History of Mahjal Diamond
It is believed that during one of the frequent visits of Maharaja Jagatjit Singh to Paris, the Mahjal Diamond was purchased by him. This visit marked the end of the 19th century or beginning of the 20th century. Most of the diamonds mined in South Africa found their way to the European capital cities, during this period. This belief is based on the assumption that the Maharaja probably received his education in France and could speak French. His palace was furnished with imported French furniture and fittings. He even employed French servants in his palace and was devoted Francophile. Jagatjit Singh was the owner of a large number of turban clips, one of which was made of 3,000 diamonds and pearls. He wore these clips in the plaits of his turbans. The Mahjal was one of the many stunning gems that garlanded this colourful person. There is no uncertainty relating to the Mahjal and it was the perfect companion for the maharaja's beloved golden topaz, reputed to be one of the biggest in the world.
In 1983, Christie's Geneva sold the Mahjal diamond to an anonymous buyer for a record price of 1.32 million Swiss francs. This buyer modified the shape of Mahjal. More specifically, he got the diamond slightly re-cut and re-named it Algeiba Star. The name Algeiba is derived from the Arabic word Al-Jubbah, meaning the forehead. The Algeiba Star also known as Gamma Leonis is one of the finest double stars of the night sky. It is situated in the Sickle of Leo, which is the part of the constellation Leo that represents the lion's mane. It is important to note that the present whereabouts of this diamond is unknown.
Characteristics of Mahjal Diamond
In general, any diamond is made of carbon, has a crystal structure and is extremely pure. Tiny proportions of other elements, interspersed within the carbon are generally called impurities in the diamond, but these are so small in size that they are undetectable even under a very powerful microscope. More specifically, the Mahjal Diamond is golden yellow, magnificent and rare. Originally, the Mahjal diamond weighted 139.38-carat, but later when the diamond was slightly re-cut, it weighted 133.3 carats.
Diamonds are scientifically categorized into 4 Types-1a, 1b, 2a and 2b. It has been estimated that 98 % of all natural diamonds are Type 1a. Less than 0.1% of diamonds belong to Type 1b category and the Mahjal diamond is one of them. In this diamond the nitrogen atoms are evenly spread out throughout the carbon lattice.
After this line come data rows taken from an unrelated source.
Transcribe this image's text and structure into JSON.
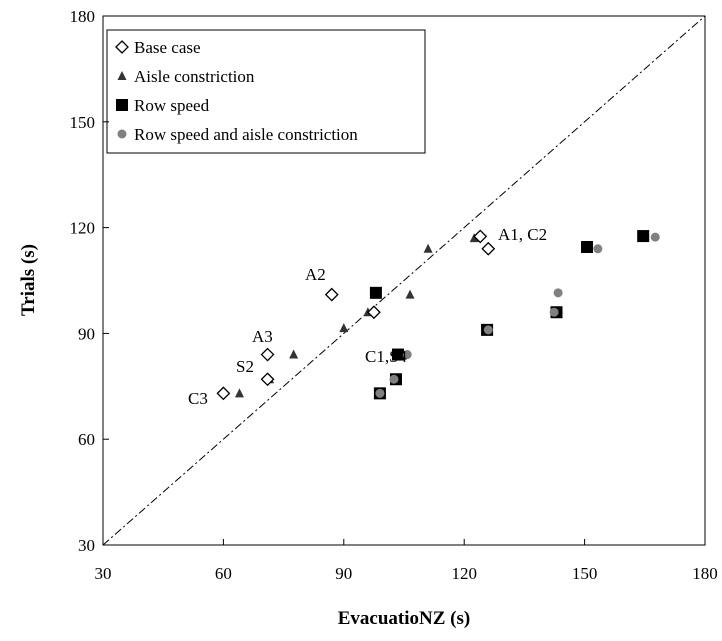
{
  "chart_data": {
    "type": "scatter",
    "x_label": "EvacuatioNZ (s)",
    "y_label": "Trials (s)",
    "xlim": [
      30,
      180
    ],
    "ylim": [
      30,
      180
    ],
    "xticks": [
      30,
      60,
      90,
      120,
      150,
      180
    ],
    "yticks": [
      30,
      60,
      90,
      120,
      150,
      180
    ],
    "series": [
      {
        "name": "Row speed",
        "marker": "square",
        "color": "#000000",
        "x": [
          98,
          103.5,
          99,
          103,
          125.7,
          143,
          150.6,
          164.6
        ],
        "values": [
          101.5,
          84,
          73,
          77,
          91,
          96,
          114.5,
          117.6
        ]
      },
      {
        "name": "Row speed and aisle constriction",
        "marker": "circle",
        "color": "#808080",
        "x": [
          99,
          102.5,
          105.8,
          126,
          142.4,
          143.4,
          153.3,
          167.6
        ],
        "values": [
          73,
          77,
          84,
          91,
          96,
          101.5,
          114,
          117.3
        ]
      },
      {
        "name": "Aisle constriction",
        "marker": "triangle",
        "color": "#333333",
        "x": [
          64,
          71.5,
          77.5,
          90,
          96,
          106.5,
          111,
          122.5
        ],
        "values": [
          73,
          77,
          84,
          91.5,
          96,
          101,
          114,
          117
        ]
      },
      {
        "name": "Base case",
        "marker": "diamond",
        "color": "#000000",
        "x": [
          60,
          71,
          71,
          87,
          97.5,
          124,
          126
        ],
        "values": [
          73,
          84,
          77,
          101,
          96,
          117.5,
          114
        ]
      }
    ],
    "legend_order": [
      3,
      2,
      0,
      1
    ],
    "annotations": [
      "A1, C2",
      "A2",
      "A3",
      "S2",
      "C3",
      "C1,S4"
    ]
  }
}
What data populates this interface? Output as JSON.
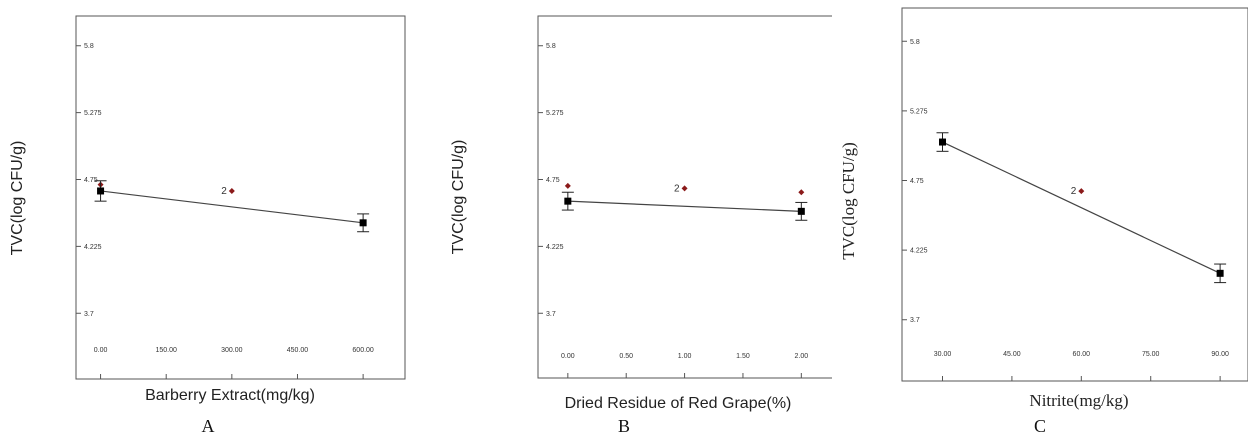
{
  "chart_data": [
    {
      "type": "line",
      "panel_label": "A",
      "xlabel": "Barberry Extract(mg/kg)",
      "ylabel": "TVC(log CFU/g)",
      "xlim": [
        -15,
        650
      ],
      "ylim": [
        3.6,
        5.9
      ],
      "x_ticks": [
        0,
        150,
        300,
        450,
        600
      ],
      "x_tick_labels": [
        "0.00",
        "150.00",
        "300.00",
        "450.00",
        "600.00"
      ],
      "y_ticks": [
        3.7,
        4.225,
        4.75,
        5.275,
        5.8
      ],
      "y_tick_labels": [
        "3.7",
        "4.225",
        "4.75",
        "5.275",
        "5.8"
      ],
      "fit_line": [
        {
          "x": 0,
          "y": 4.66
        },
        {
          "x": 600,
          "y": 4.41
        }
      ],
      "means": [
        {
          "x": 0,
          "y": 4.66,
          "err": 0.08
        },
        {
          "x": 600,
          "y": 4.41,
          "err": 0.07
        }
      ],
      "observations": [
        {
          "x": 0,
          "y": 4.71,
          "label": ""
        },
        {
          "x": 300,
          "y": 4.66,
          "label": "2"
        }
      ],
      "colors": {
        "line": "#444444",
        "mean": "#000000",
        "observation": "#8b1a1a"
      }
    },
    {
      "type": "line",
      "panel_label": "B",
      "xlabel": "Dried Residue of Red Grape(%)",
      "ylabel": "TVC(log CFU/g)",
      "xlim": [
        -0.05,
        2.16
      ],
      "ylim": [
        3.6,
        5.9
      ],
      "x_ticks": [
        0,
        0.5,
        1.0,
        1.5,
        2.0
      ],
      "x_tick_labels": [
        "0.00",
        "0.50",
        "1.00",
        "1.50",
        "2.00"
      ],
      "y_ticks": [
        3.7,
        4.225,
        4.75,
        5.275,
        5.8
      ],
      "y_tick_labels": [
        "3.7",
        "4.225",
        "4.75",
        "5.275",
        "5.8"
      ],
      "fit_line": [
        {
          "x": 0,
          "y": 4.58
        },
        {
          "x": 2,
          "y": 4.5
        }
      ],
      "means": [
        {
          "x": 0,
          "y": 4.58,
          "err": 0.07
        },
        {
          "x": 2,
          "y": 4.5,
          "err": 0.07
        }
      ],
      "observations": [
        {
          "x": 0,
          "y": 4.7,
          "label": ""
        },
        {
          "x": 1,
          "y": 4.68,
          "label": "2"
        },
        {
          "x": 2,
          "y": 4.65,
          "label": ""
        }
      ],
      "colors": {
        "line": "#444444",
        "mean": "#000000",
        "observation": "#8b1a1a"
      }
    },
    {
      "type": "line",
      "panel_label": "C",
      "xlabel": "Nitrite(mg/kg)",
      "ylabel": "TVC(log CFU/g)",
      "xlim": [
        26,
        93
      ],
      "ylim": [
        3.6,
        5.9
      ],
      "x_ticks": [
        30,
        45,
        60,
        75,
        90
      ],
      "x_tick_labels": [
        "30.00",
        "45.00",
        "60.00",
        "75.00",
        "90.00"
      ],
      "y_ticks": [
        3.7,
        4.225,
        4.75,
        5.275,
        5.8
      ],
      "y_tick_labels": [
        "3.7",
        "4.225",
        "4.75",
        "5.275",
        "5.8"
      ],
      "fit_line": [
        {
          "x": 30,
          "y": 5.04
        },
        {
          "x": 90,
          "y": 4.05
        }
      ],
      "means": [
        {
          "x": 30,
          "y": 5.04,
          "err": 0.07
        },
        {
          "x": 90,
          "y": 4.05,
          "err": 0.07
        }
      ],
      "observations": [
        {
          "x": 60,
          "y": 4.67,
          "label": "2"
        }
      ],
      "colors": {
        "line": "#444444",
        "mean": "#000000",
        "observation": "#8b1a1a"
      }
    }
  ]
}
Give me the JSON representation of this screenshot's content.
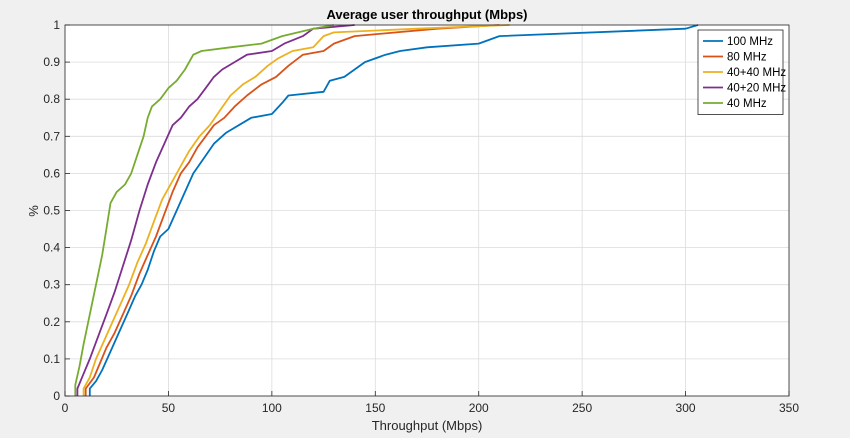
{
  "chart_data": {
    "type": "line",
    "title": "Average user throughput (Mbps)",
    "xlabel": "Throughput (Mbps)",
    "ylabel": "%",
    "xlim": [
      0,
      350
    ],
    "ylim": [
      0,
      1
    ],
    "xticks": [
      0,
      50,
      100,
      150,
      200,
      250,
      300,
      350
    ],
    "yticks": [
      0,
      0.1,
      0.2,
      0.3,
      0.4,
      0.5,
      0.6,
      0.7,
      0.8,
      0.9,
      1
    ],
    "grid": true,
    "legend_position": "top-right",
    "series": [
      {
        "name": "100 MHz",
        "color": "#0072bd",
        "points": [
          [
            12,
            0
          ],
          [
            12,
            0.02
          ],
          [
            15,
            0.04
          ],
          [
            18,
            0.07
          ],
          [
            22,
            0.12
          ],
          [
            26,
            0.17
          ],
          [
            30,
            0.22
          ],
          [
            34,
            0.27
          ],
          [
            37,
            0.3
          ],
          [
            40,
            0.34
          ],
          [
            43,
            0.39
          ],
          [
            46,
            0.43
          ],
          [
            50,
            0.45
          ],
          [
            54,
            0.5
          ],
          [
            58,
            0.55
          ],
          [
            62,
            0.6
          ],
          [
            67,
            0.64
          ],
          [
            72,
            0.68
          ],
          [
            78,
            0.71
          ],
          [
            84,
            0.73
          ],
          [
            90,
            0.75
          ],
          [
            100,
            0.76
          ],
          [
            105,
            0.79
          ],
          [
            108,
            0.81
          ],
          [
            125,
            0.82
          ],
          [
            128,
            0.85
          ],
          [
            135,
            0.86
          ],
          [
            140,
            0.88
          ],
          [
            145,
            0.9
          ],
          [
            155,
            0.92
          ],
          [
            162,
            0.93
          ],
          [
            175,
            0.94
          ],
          [
            200,
            0.95
          ],
          [
            210,
            0.97
          ],
          [
            300,
            0.99
          ],
          [
            306,
            1
          ]
        ]
      },
      {
        "name": "80 MHz",
        "color": "#d95319",
        "points": [
          [
            10,
            0
          ],
          [
            10,
            0.02
          ],
          [
            14,
            0.05
          ],
          [
            17,
            0.09
          ],
          [
            20,
            0.13
          ],
          [
            24,
            0.17
          ],
          [
            28,
            0.22
          ],
          [
            32,
            0.27
          ],
          [
            36,
            0.33
          ],
          [
            40,
            0.38
          ],
          [
            44,
            0.43
          ],
          [
            48,
            0.49
          ],
          [
            52,
            0.55
          ],
          [
            56,
            0.6
          ],
          [
            60,
            0.63
          ],
          [
            64,
            0.67
          ],
          [
            68,
            0.7
          ],
          [
            72,
            0.73
          ],
          [
            77,
            0.75
          ],
          [
            82,
            0.78
          ],
          [
            88,
            0.81
          ],
          [
            95,
            0.84
          ],
          [
            102,
            0.86
          ],
          [
            108,
            0.89
          ],
          [
            115,
            0.92
          ],
          [
            125,
            0.93
          ],
          [
            130,
            0.95
          ],
          [
            140,
            0.97
          ],
          [
            160,
            0.98
          ],
          [
            180,
            0.99
          ],
          [
            210,
            1
          ]
        ]
      },
      {
        "name": "40+40 MHz",
        "color": "#edb120",
        "points": [
          [
            9,
            0
          ],
          [
            9,
            0.02
          ],
          [
            12,
            0.05
          ],
          [
            15,
            0.1
          ],
          [
            19,
            0.15
          ],
          [
            23,
            0.2
          ],
          [
            27,
            0.25
          ],
          [
            31,
            0.3
          ],
          [
            35,
            0.36
          ],
          [
            39,
            0.41
          ],
          [
            43,
            0.47
          ],
          [
            47,
            0.53
          ],
          [
            52,
            0.58
          ],
          [
            56,
            0.62
          ],
          [
            60,
            0.66
          ],
          [
            65,
            0.7
          ],
          [
            70,
            0.73
          ],
          [
            75,
            0.77
          ],
          [
            80,
            0.81
          ],
          [
            86,
            0.84
          ],
          [
            92,
            0.86
          ],
          [
            98,
            0.89
          ],
          [
            103,
            0.91
          ],
          [
            110,
            0.93
          ],
          [
            120,
            0.94
          ],
          [
            125,
            0.97
          ],
          [
            130,
            0.98
          ],
          [
            170,
            0.99
          ],
          [
            215,
            1
          ]
        ]
      },
      {
        "name": "40+20 MHz",
        "color": "#7e2f8e",
        "points": [
          [
            6,
            0
          ],
          [
            6,
            0.02
          ],
          [
            9,
            0.06
          ],
          [
            12,
            0.1
          ],
          [
            16,
            0.16
          ],
          [
            20,
            0.22
          ],
          [
            24,
            0.28
          ],
          [
            28,
            0.35
          ],
          [
            32,
            0.42
          ],
          [
            36,
            0.5
          ],
          [
            40,
            0.57
          ],
          [
            44,
            0.63
          ],
          [
            48,
            0.68
          ],
          [
            52,
            0.73
          ],
          [
            56,
            0.75
          ],
          [
            60,
            0.78
          ],
          [
            64,
            0.8
          ],
          [
            68,
            0.83
          ],
          [
            72,
            0.86
          ],
          [
            76,
            0.88
          ],
          [
            82,
            0.9
          ],
          [
            88,
            0.92
          ],
          [
            100,
            0.93
          ],
          [
            106,
            0.95
          ],
          [
            115,
            0.97
          ],
          [
            120,
            0.99
          ],
          [
            140,
            1
          ]
        ]
      },
      {
        "name": "40 MHz",
        "color": "#77ac30",
        "points": [
          [
            5,
            0
          ],
          [
            5,
            0.03
          ],
          [
            7,
            0.08
          ],
          [
            9,
            0.14
          ],
          [
            12,
            0.22
          ],
          [
            15,
            0.3
          ],
          [
            18,
            0.38
          ],
          [
            20,
            0.45
          ],
          [
            22,
            0.52
          ],
          [
            25,
            0.55
          ],
          [
            29,
            0.57
          ],
          [
            32,
            0.6
          ],
          [
            35,
            0.65
          ],
          [
            38,
            0.7
          ],
          [
            40,
            0.75
          ],
          [
            42,
            0.78
          ],
          [
            46,
            0.8
          ],
          [
            50,
            0.83
          ],
          [
            54,
            0.85
          ],
          [
            58,
            0.88
          ],
          [
            62,
            0.92
          ],
          [
            66,
            0.93
          ],
          [
            80,
            0.94
          ],
          [
            95,
            0.95
          ],
          [
            105,
            0.97
          ],
          [
            120,
            0.99
          ],
          [
            130,
            1
          ]
        ]
      }
    ]
  }
}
These diamonds absorb green light as well as blue light, and have a darker colour than type 1a diamonds. Depending on the precise concentration and spread of the nitrogen atoms, these diamonds can appear deep yellow ("canary"), orange, brown or greenish. Therefore, the intense yellow colour of the Mahjal diamond is caused by the nitrogen atoms scattered in the crystal. When the nitrogen atoms absorb visible light in the blue region of the spectrum, it causes the complementary colour yellow to appear. It is also important to note, that if the nitrogen atoms were distributed as groups of atoms, the colour imparted will be pale to medium yellow, as in case of Type 1a diamonds. The Algeiba Star is ranked 12th in the list of famous yellow diamonds that weigh more than 100 carats.